I watch Jacqueline take a small sip of the drink, and almost do a happy dance when her eyes widen. She looks at the drink as if the recipe's written in the cocktail, and takes another sip.
"Success, Jac?" I ask, even though I already know her answer.
"So good, Brynn," she says in her usual, muted voice.
"Yeah it is!" We do an air high five. "I'm naming that one Peter's Angel. Wait . . . no!" I shout like she's not right in front of me. "Fuck Peter. This is your drink. Model Behavior!"
"Oh my god." Poppy jumps up and down, almost spilling her creation all over my potion recipes. "Do you remember that movie? You guys have to come over later and we'll watch a young Justin Timberlake be bamboozled by an artsy high school student!"
"If there were a game show that revolved around random shit, you'd be the fucking queen," Vonnie says to Poppy, tossing a couple of cherries into her Shirley Temple.
"Do you not remember Marlee? She's a trivia freak. The two of them together could rule the world." If world domination were dependent on Disney original movies and pointless trivia.
"Please warn me if they are getting together. I'm not sure I could handle that." Vonnie laughs, but I can see it in her eyes that she means it. "Anyway, the bar looks great. You can't even tell anything happened."
And there it is.
The thing I wanted to avoid for the rest of my life.
"It really does," Poppy pipes in, admiring the handiwork my dad and Mr. Harper spent all night doing.
"Thanks. I'm lucky my dad lives around the corner and that Marlee's will do anything to get an inside scoop."
"What even happened?" Charli sits up, miraculously cured from her earlier bout of drunkenness and gloom. "Max is legit the nicest person I've ever met, and I'm including you bitches and Shawn in that statement. Something had to have happened."
"I don't know and I don't care." I put my nose in the air. Hoity-toity is my go-to attitude for things that make me uncomfortable. "There was a check under the door the next morning and I cashed it before he could change his mind. Plus, because I had free labor, I now have enough to take a trip to the Container Store."

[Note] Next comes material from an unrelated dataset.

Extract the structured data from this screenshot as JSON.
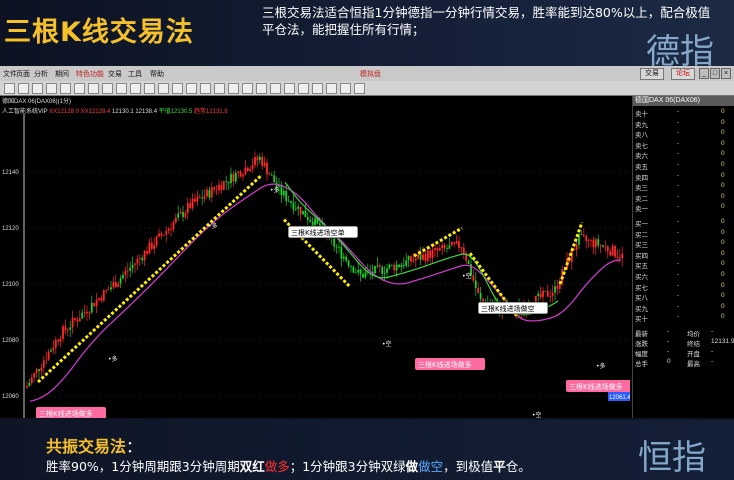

And I don't feel the littlest bit guilty about not giving him the leftover funds. I mean, I had to open late while everything was being finished, so I'm calling it even.
I still don't understand what happened. I thought we were finally getting to the place I'd been fantasizing about for years, and then, bam! A glass whizzed past my head.
Whiplash and rage don't go well together.
"The Container Store? I'm coming!" Poppy invites herself. "Ace and TK have started collecting football and baseball cards, and if I come home to my dining room table covered in them again, I'm going to scream. Plus, I saw some blogger organize her pantry and I want to try."
"Look at you, Holly Homemaker, being all domestic and shit," I tease, and duck to avoid the piece of ice she throws at my face. "What? It's cute."